Polyamory is a feminist issue
This article was originally published in Spanish with EL PAÍS, as “El poliamor es un asunto feminista”
There are a lot of colourful insults for non-monogamous women. I’m sure you can think of a few. I’ve been called most of them. But why do they tend to be names for women, specifically?
The fact is, we don’t have much use for words to denigrate non-monogamous men. Historically, men have been allowed to marry more than one wife, to take official “mistresses,” or simply cheat with relative impunity. Male non-monogamy has been accepted as a fact of life. Indeed, we have some positive names for men who sleep with lots of women, such as “stud.”
Women, on the other hand, are said to be naturally monogamous. So if a woman has more than one partner, it follows that she is a bad, unnatural, unwomanly woman. Schopenhauer puts it this way: “faithfulness in marriage is with the man artificial, with the woman it is natural, and thus adultery on the part of the woman is much less pardonable than on the part of the man.” How convenient.
Pontification about what is “natural” when it comes to gender is usually a red flag, or at least a prompt to dig a little deeper. Contemporary philosopher Kate Manne defines misogyny as the enforcement wing of sexism: a system of social mechanisms set up to reward women who conform patriarchal expectations, and punish those who don’t. Monogamy is one of the patriarchy’s core expectations for women. Hence slut-shaming can be understood as an integral part of misogyny in Manne’s sense.

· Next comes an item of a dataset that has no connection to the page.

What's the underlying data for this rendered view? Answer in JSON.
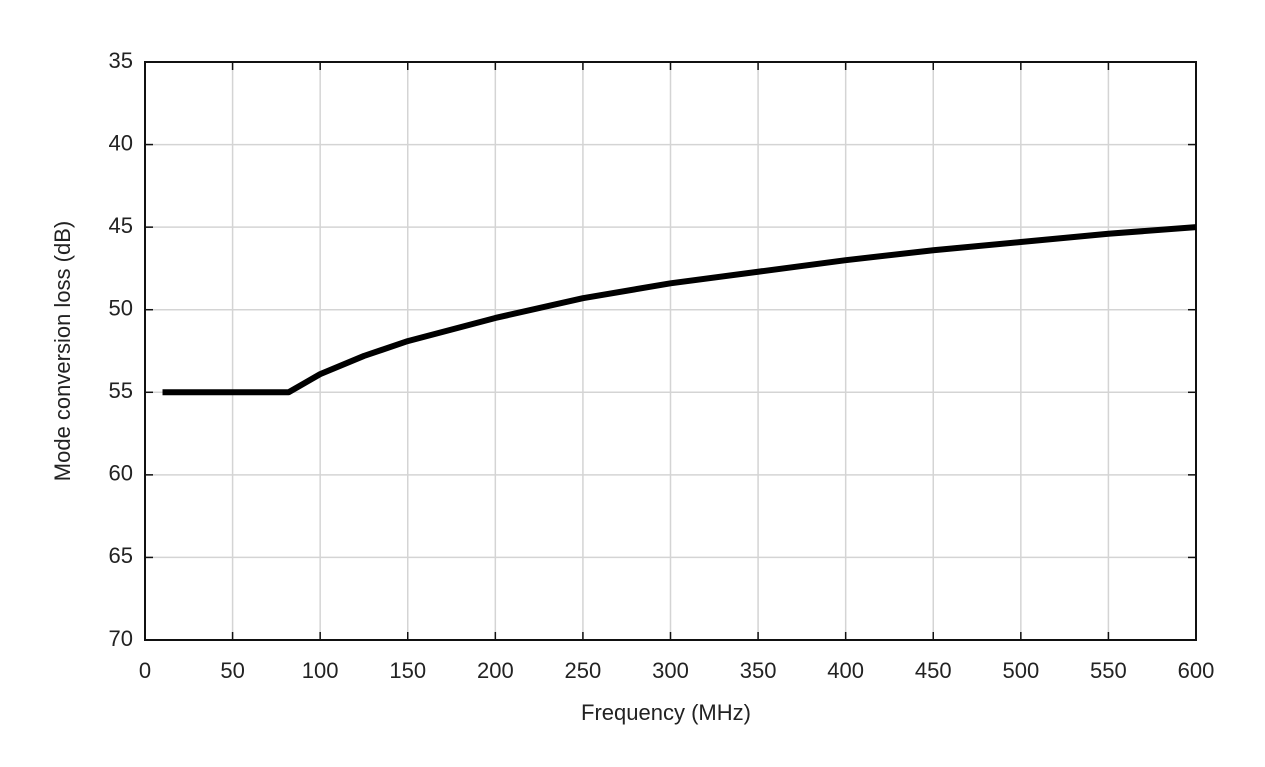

But wait, you might be thinking, surely monogamy is good for women? Isn’t it a step in a feminist direction, to put a stop to male philandering and Old-Testament-style polygamy? Maybe, if those are the only alternatives. But that is a blatantly false dichotomy. How about giving us the freedom to choose for ourselves what kind of relationships we want?
Ethical non-monogamy can practiced in a feminist spirit. So can ethical monogamy. But either relationship style should be consensual and freely chosen. Compulsory monogamy deprives us of the right to choose. Worse still, patriarchal monogamy is historically possessive, obsessive, and potentially deadly, especially for women. Persistent gender biases lead to lenient treatment of men who have murdered “their” women for (real or perceived) infidelity.

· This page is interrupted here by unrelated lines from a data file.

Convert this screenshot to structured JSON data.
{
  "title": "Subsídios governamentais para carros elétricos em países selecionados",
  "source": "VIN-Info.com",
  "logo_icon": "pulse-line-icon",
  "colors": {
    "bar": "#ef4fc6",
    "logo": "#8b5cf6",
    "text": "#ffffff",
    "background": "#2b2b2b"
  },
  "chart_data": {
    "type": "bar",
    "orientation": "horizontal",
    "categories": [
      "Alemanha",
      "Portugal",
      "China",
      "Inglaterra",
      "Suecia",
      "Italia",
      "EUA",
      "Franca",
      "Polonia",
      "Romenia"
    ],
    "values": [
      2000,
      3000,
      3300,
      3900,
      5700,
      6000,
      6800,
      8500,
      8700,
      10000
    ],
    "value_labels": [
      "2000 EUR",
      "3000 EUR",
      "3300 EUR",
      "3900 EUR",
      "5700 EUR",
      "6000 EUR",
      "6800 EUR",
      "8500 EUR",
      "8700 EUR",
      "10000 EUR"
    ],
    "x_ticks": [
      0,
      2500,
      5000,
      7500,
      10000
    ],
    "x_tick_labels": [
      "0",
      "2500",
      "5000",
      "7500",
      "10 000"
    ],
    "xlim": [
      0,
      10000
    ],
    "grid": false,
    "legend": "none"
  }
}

In short, if you’re going to police my love life, it only adds insult to injury when you tell me you’re doing it for my own good.
So what makes strangers resort to name-calling when they encounter a polyamorous woman on the internet? From the receiving end, this kind of verbal abuse appears to be fuelled by rage, like many other facets of misogyny. But rage is often a reinterpretation of fear. The fear of losing control over women’s sexuality, and their romantic attention, deeply threatens a fragile sense of male entitlement to those things that has long been fostered by patriarchal narratives.
My hope is that we might be living through the extinction burst: the death throes of compulsory patriarchal monogamy. This is, in the long run, an optimistic thought, but in my experience of discussing monogamy and gender, both within and beyond academia, I am finding that young people by and large have a much better grasp of the issues than their elders. Children are teaching their parents. My students have outpaced my colleagues. I think that is a very good thing.